Не исключено, конечно, что случай Любы и Паулины является следствием какого-то коварного заговора, выношенного в недрах дьявольски могущественной и, видимо, страдающей от смертной скуки организации. От безделья, распущенности и безнаказанности расплодились в ней, как черви в гнилом грибе, любители поиграть чужими судьбами. Но где же их выигрыш? Ведь не делаются же они от этого бессмертными, не надеются присвоить себе остаток чужих, насильственно укороченных жизней?

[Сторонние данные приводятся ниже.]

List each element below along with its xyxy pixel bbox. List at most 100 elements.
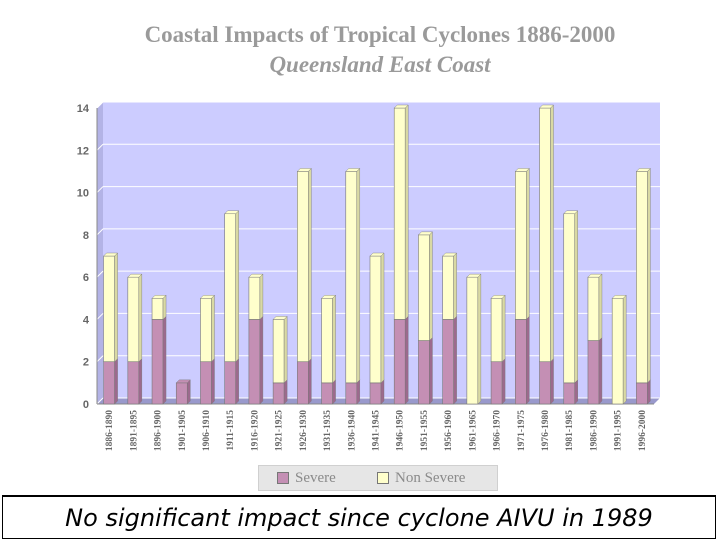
bar-non-severe-side — [283, 315, 288, 384]
bar-non-severe — [369, 255, 382, 384]
bar-non-severe-top — [369, 252, 385, 257]
bar-non-severe — [272, 319, 285, 384]
bar-severe — [321, 382, 333, 405]
plot-side-wall — [97, 102, 103, 404]
x-tick-label: 1911-1915 — [226, 410, 236, 451]
bar-severe-side — [332, 379, 336, 405]
bar-severe — [224, 361, 236, 405]
x-tick-label: 1916-1920 — [250, 410, 260, 451]
bar-non-severe-side — [332, 294, 336, 384]
bar-non-severe-side — [356, 167, 360, 384]
bar-severe — [200, 361, 212, 405]
bar-non-severe-top — [151, 295, 167, 299]
bar-severe — [587, 340, 600, 405]
bar-severe — [151, 319, 164, 405]
bar-non-severe — [321, 297, 333, 384]
grid-line-side — [96, 397, 104, 405]
bar-non-severe-top — [611, 295, 627, 299]
bar-non-severe-top — [272, 316, 288, 320]
x-tick-label: 1956-1960 — [444, 410, 454, 451]
bar-severe-side — [308, 358, 312, 405]
bar-non-severe — [103, 255, 115, 363]
y-tick-label: 0 — [83, 399, 89, 411]
bar-severe — [272, 382, 285, 405]
bar-non-severe-top — [635, 168, 651, 172]
bar-non-severe — [151, 297, 164, 320]
x-tick-label: 1981-1985 — [565, 410, 575, 451]
bar-non-severe-top — [539, 104, 555, 109]
bar-non-severe-side — [501, 294, 506, 363]
x-tick-label: 1976-1980 — [541, 410, 551, 451]
bar-non-severe — [418, 234, 430, 341]
bar-non-severe-top — [127, 273, 143, 278]
bar-non-severe — [224, 213, 236, 363]
bar-severe — [539, 361, 551, 405]
bar-severe-side — [283, 379, 288, 405]
bar-non-severe-top — [199, 295, 215, 299]
y-tick-label: 2 — [83, 357, 89, 369]
bar-non-severe-top — [224, 210, 240, 214]
x-tick-label: 1946-1950 — [396, 410, 406, 451]
bar-non-severe-side — [429, 231, 433, 342]
bar-severe-side — [162, 315, 167, 405]
bar-non-severe-side — [308, 167, 312, 363]
chart-subtitle: Queensland East Coast — [269, 52, 491, 77]
bar-severe-side — [114, 358, 118, 405]
bar-non-severe — [515, 171, 527, 320]
bar-non-severe-side — [453, 252, 457, 320]
bar-severe-side — [380, 379, 385, 405]
bar-severe-side — [211, 358, 215, 405]
bar-non-severe — [539, 107, 551, 363]
slide-caption: No significant impact since cyclone AIVU… — [2, 495, 716, 539]
bar-non-severe-side — [259, 273, 264, 320]
bar-severe — [636, 382, 648, 405]
bar-severe-side — [526, 315, 530, 405]
bar-non-severe-top — [466, 273, 482, 278]
bar-non-severe-side — [138, 273, 143, 363]
bar-severe — [393, 319, 406, 405]
bar-severe-side — [187, 379, 191, 405]
legend-swatch-non-severe — [377, 472, 389, 484]
bar-non-severe — [490, 297, 503, 363]
x-tick-label: 1996-2000 — [638, 410, 648, 451]
x-tick-label: 1966-1970 — [493, 410, 503, 451]
bar-severe — [103, 361, 115, 405]
bar-severe — [369, 382, 382, 405]
bar-severe-side — [429, 337, 433, 405]
bar-non-severe — [200, 297, 212, 363]
grid-line-side — [96, 355, 104, 363]
bar-non-severe-top — [563, 210, 579, 214]
bar-non-severe-top — [393, 104, 409, 109]
x-tick-label: 1991-1995 — [614, 410, 624, 451]
x-tick-label: 1936-1940 — [347, 410, 357, 451]
grid-line-side — [96, 270, 104, 278]
grid-line-side — [96, 186, 104, 193]
bar-severe-side — [598, 337, 603, 405]
bar-non-severe-top — [345, 168, 361, 172]
bar-severe — [563, 382, 576, 405]
bar-non-severe-top — [442, 252, 458, 257]
bar-non-severe-side — [622, 294, 627, 405]
bar-non-severe — [442, 255, 454, 320]
bar-non-severe — [345, 171, 358, 384]
bar-non-severe — [393, 107, 406, 320]
bar-non-severe-side — [598, 273, 603, 342]
bar-non-severe — [611, 297, 624, 405]
bar-severe — [442, 319, 454, 405]
bar-non-severe-side — [211, 294, 215, 363]
grid-line-side — [96, 143, 104, 151]
bar-non-severe-side — [114, 252, 118, 363]
legend-label-severe: Severe — [295, 469, 336, 486]
y-tick-label: 8 — [83, 230, 89, 242]
grid-line-side — [96, 313, 104, 320]
bar-severe — [248, 319, 261, 405]
y-tick-label: 12 — [77, 145, 89, 157]
bar-severe-side — [356, 379, 360, 405]
x-tick-label: 1971-1975 — [517, 410, 527, 451]
legend-swatch-severe — [277, 472, 289, 484]
legend-item-non-severe: Non Severe — [377, 469, 465, 487]
bar-severe-side — [138, 358, 143, 405]
x-tick-label: 1951-1955 — [420, 410, 430, 451]
chart-legend: Severe Non Severe — [258, 465, 498, 491]
bar-severe-top — [175, 379, 191, 384]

“...ВОЗМОЖНОСТИ НЕТ не выиграть, это верно, верно, двадцать опытов было со мною, и вот, зная это наверно, я выезжаю из Гомбурга с проигрышем...”
28
Каждый из нас тащит за плечами эдакую плетеную корзину с перегородкой посередке. За левым плечом — достижения, за правым — убытки. Убытков, как правило, больше, поэтому с годами мы все сильнее кренимся на сторону и, заметив нарушение равновесия, пытаемся подпереть себя клюкой. Исправить положение. Выкидываем перед последним прощанием какой-нибудь дурацкий фортель. Завещаем, например, все свое состояние любимому коту, утратившему от множества прожитых лет всякий интерес к тем удовольствиям, которые приобретаются за деньги.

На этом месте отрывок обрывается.